The Day I Died

My beloved husband Tony died suddenly in 2012. The trauma affected me so much more than anyone knows.
You build yourself back from something so dark in small breaths and in big gulps.
My experience of loss cut me wide open and I am still sewing myself back together. In the beginning, the thread felt like shards of glass.
The good news is that I never was left alone.
The bad news is that it's isolating and frightening even with the most amazing team of family and friends a girl could dream of.
During one post loss counseling session a few years after his death, my therapist told me that the day Tony died, I also died and my children were dealing with that loss as well.
Can you even imagine the room after hearing that? The heaviness. The absolute shock. The smack of truth given in the most sweet, gentle voice known to man?
This sentence has lived in my head all these years and it is today in 2025 that I am realizing what a consummate professional woman she is to have the restraint to wait until I could digest that truth.
More good news; I have never been without profound love in my midst. I could always hold pain and light even in the aftermath of his death. I don’t know how I acquired this skill. I think it started in first grade when I was given a book with what to me was clearly heaven on it-cornflower blue sky, fluffy clouds and bright beams of light pouring through the picture. It opened up something in me that still makes me pause when I see light streaming out of the sky on random drive.

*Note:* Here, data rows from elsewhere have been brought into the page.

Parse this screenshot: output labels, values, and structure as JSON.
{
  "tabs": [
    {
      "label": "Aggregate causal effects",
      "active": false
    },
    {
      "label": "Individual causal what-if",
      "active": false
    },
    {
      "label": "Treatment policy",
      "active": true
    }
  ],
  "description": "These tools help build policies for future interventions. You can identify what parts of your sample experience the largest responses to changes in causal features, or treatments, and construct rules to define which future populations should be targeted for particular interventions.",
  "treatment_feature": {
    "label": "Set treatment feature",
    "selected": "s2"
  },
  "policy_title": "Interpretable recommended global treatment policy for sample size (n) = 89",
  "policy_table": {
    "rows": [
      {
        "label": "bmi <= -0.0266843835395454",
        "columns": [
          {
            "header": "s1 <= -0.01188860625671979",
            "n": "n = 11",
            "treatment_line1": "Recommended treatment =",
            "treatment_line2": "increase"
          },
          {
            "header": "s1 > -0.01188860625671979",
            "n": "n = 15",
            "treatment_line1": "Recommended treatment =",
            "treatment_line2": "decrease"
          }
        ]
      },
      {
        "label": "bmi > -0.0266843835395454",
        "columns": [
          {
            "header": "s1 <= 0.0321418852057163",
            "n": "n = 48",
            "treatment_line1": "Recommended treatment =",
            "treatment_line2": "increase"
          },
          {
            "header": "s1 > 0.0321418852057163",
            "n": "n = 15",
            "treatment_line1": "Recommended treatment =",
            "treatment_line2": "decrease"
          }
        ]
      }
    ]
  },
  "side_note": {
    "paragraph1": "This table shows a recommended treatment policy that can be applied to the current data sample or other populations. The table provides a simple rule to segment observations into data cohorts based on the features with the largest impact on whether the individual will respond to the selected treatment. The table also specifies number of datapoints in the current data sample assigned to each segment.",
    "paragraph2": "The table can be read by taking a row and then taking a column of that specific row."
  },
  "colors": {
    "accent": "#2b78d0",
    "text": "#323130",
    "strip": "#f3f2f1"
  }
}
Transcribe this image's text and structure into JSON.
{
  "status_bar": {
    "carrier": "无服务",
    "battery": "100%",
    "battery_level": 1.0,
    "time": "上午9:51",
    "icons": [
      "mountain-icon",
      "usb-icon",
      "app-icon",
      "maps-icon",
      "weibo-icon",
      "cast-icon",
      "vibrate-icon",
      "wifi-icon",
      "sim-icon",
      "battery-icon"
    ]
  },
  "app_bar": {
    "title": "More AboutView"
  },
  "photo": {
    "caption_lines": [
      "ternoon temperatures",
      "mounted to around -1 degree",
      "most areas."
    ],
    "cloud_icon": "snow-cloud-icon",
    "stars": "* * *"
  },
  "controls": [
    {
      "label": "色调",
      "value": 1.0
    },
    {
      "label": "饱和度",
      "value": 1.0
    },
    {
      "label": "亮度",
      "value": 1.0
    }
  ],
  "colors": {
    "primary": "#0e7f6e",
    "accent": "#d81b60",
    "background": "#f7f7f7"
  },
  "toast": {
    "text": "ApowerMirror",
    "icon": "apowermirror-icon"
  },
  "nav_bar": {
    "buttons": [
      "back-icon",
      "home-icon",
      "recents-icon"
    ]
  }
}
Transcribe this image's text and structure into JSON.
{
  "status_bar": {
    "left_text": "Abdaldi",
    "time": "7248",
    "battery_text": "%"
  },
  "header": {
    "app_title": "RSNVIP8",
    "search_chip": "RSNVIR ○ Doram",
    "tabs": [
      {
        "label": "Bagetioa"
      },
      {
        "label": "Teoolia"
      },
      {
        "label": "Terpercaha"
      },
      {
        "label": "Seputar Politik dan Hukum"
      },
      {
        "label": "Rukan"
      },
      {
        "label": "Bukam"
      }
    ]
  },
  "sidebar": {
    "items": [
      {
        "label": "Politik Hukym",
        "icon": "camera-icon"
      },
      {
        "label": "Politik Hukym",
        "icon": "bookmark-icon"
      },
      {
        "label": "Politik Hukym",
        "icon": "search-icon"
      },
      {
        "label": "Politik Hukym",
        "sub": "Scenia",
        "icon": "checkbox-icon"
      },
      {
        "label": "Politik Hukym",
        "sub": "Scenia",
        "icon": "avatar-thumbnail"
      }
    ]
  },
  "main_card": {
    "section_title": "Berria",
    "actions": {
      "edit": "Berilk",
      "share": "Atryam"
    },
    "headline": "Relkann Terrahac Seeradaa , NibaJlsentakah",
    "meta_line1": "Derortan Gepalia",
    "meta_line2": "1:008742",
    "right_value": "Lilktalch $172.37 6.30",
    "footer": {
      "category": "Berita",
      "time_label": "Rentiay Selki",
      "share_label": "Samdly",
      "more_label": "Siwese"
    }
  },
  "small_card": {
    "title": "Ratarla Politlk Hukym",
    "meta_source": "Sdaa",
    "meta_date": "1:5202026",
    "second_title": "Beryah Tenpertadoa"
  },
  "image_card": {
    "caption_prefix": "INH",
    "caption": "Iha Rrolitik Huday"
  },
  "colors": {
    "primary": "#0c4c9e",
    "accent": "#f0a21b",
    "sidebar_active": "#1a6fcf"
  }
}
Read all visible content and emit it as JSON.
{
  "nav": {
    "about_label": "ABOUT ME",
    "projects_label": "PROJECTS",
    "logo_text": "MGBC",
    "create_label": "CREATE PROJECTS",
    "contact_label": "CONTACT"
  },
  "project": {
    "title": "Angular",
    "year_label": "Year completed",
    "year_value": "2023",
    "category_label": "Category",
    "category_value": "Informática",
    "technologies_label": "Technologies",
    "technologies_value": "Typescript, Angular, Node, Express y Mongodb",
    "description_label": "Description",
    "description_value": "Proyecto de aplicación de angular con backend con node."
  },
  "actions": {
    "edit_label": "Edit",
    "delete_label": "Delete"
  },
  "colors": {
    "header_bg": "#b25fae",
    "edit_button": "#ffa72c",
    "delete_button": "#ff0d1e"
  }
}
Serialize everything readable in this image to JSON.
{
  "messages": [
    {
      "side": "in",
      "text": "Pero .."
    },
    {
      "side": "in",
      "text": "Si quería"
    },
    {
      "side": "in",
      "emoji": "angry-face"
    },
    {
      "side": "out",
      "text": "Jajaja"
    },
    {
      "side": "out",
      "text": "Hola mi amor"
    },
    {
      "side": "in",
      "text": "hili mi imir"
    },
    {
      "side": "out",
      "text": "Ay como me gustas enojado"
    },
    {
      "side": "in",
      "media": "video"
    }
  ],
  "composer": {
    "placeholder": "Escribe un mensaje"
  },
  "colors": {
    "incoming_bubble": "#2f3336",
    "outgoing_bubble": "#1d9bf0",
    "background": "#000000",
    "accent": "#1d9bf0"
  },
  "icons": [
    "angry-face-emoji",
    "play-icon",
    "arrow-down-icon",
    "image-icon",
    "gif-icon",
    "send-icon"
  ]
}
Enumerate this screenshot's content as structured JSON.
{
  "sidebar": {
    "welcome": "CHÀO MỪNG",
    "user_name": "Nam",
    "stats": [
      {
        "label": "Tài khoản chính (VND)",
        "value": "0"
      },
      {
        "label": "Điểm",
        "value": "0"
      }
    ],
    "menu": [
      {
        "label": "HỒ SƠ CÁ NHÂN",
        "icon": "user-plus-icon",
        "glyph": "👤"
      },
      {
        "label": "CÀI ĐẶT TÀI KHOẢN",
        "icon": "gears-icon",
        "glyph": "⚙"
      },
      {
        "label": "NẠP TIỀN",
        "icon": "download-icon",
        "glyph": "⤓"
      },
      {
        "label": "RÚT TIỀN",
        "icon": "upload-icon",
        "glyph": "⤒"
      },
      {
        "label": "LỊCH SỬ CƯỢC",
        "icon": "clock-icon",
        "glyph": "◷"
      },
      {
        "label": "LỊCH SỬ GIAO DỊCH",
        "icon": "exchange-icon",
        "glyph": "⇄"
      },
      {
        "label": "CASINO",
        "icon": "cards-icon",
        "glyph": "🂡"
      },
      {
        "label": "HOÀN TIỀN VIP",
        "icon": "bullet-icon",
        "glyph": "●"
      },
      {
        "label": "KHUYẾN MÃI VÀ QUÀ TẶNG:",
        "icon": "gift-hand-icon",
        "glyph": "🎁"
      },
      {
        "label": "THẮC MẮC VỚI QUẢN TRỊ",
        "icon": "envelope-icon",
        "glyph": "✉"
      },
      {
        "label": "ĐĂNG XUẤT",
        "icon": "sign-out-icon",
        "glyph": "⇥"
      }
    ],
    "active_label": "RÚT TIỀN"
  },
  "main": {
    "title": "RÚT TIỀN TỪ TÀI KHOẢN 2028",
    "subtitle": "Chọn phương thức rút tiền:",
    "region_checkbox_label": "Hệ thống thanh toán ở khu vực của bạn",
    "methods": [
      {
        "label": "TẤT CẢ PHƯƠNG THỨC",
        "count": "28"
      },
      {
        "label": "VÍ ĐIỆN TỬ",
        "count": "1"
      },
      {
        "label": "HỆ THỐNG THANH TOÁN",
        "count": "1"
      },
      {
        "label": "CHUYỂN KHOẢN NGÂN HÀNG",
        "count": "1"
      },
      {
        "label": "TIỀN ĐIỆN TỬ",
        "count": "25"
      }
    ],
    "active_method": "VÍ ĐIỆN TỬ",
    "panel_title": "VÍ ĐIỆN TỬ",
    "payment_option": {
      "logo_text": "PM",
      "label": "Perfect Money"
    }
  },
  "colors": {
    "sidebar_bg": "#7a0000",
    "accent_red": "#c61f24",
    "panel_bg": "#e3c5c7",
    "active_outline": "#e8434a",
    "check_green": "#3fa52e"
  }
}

There has been SO much more pain since 2012.
And so much more LOVE. And so much more JOY.
I am on the other side of utter devastation now. This era is a precious sparkle I have longed for. The thread I am sewing myself back together with now is buttery smooth and adorned in glitter.
There was no magic way out. No shortcuts. Only one breath at a time.
If you have had a tough era or are under a weight right now, HOLD ON. Hold the hand of a safe person. Message someone you know will listen.
If you have lived even a little, you know life is profoundly hard, unfair and difficult.
Perhaps you need “Colleen” who hasn’t had a fairy tale life. I will sit with you.